Currently, only a minority of employers (just 31% according to the CIPD research) use OH professionals proactively to prevent ill health risks from occurring in the first place. Even fewer (29%) use the expertise of OH practitioners to develop and map out a comprehensive health and wellbeing strategy for their organisation.

This means that all too frequently employees go on sick leave and are repeatedly signed off by their GP, often on an NHS waiting list for treatment. SOM believes that a more effective approach would be for an employee whose health is deteriorating to be seen before, or very soon after, they go off sick and provided with the right support based on OH advice - so they can remain at work or return to work rapidly with their work being adjusted whilst they wait for any necessary treatment. 

“Too often employees have to be absent for a defined period - often many weeks - before even being referred to occupational health,” says SOM President Professor Neil Greenberg.

“That is a missed opportunity. Waiting weeks before making a referral often means that employees’ health problems are more complex and difficult to manage when they see an occupational health professional. This can lead to undesirable outcomes such as being forced out of work or an early, medical retirement much more likely.
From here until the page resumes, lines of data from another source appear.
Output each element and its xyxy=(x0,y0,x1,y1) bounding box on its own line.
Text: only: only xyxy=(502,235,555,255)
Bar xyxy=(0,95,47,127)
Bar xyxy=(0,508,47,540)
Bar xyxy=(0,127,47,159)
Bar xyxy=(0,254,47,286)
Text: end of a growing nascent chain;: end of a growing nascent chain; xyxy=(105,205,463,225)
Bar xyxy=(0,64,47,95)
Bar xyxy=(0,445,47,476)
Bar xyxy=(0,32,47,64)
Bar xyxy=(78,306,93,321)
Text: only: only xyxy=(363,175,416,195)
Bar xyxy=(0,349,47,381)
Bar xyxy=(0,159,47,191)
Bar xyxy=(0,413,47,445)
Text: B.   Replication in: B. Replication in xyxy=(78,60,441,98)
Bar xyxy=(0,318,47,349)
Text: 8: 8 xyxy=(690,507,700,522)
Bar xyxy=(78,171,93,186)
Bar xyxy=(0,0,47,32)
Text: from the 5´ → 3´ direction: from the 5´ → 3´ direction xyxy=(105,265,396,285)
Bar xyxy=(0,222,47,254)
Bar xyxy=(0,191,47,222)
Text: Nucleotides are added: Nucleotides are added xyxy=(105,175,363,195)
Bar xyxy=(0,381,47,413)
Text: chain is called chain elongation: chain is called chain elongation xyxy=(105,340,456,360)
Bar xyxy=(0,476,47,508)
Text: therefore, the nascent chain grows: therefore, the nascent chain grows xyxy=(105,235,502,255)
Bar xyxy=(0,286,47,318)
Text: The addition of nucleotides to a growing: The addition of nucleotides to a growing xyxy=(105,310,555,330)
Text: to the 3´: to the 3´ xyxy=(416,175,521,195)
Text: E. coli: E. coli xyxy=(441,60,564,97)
“The government is desperate to reduce the number of people falling out of the workplace because of ill health which is bad for the economy and adds to our rising welfare benefits bill. Most of all, it is damaging for individuals themselves no longer being productive, independent or able to support themselves or their families.

“If employees with developing health problems can be seen by occupational health professionals, experts in work and health, before they go off sick, everyone wins. A key way to do this is for occupational health teams to become strategic partners – their organisation’s health right-hand, as it were – proactively managing and preventing risk. Occupational health professionals should also work with, advise and guide organisations at board and executive level,” says Professor Greenberg.

“Between the Mayfield review, the government’s ambitious NHS reform agenda, and the need to kickstart economic growth in this country, a reimagining of workplace health is needed. UK plc cannot go on as the ‘sick man of Europe’. Embracing the health and work expertise of occupational health professionals can be the transformational step-change we need,” he adds.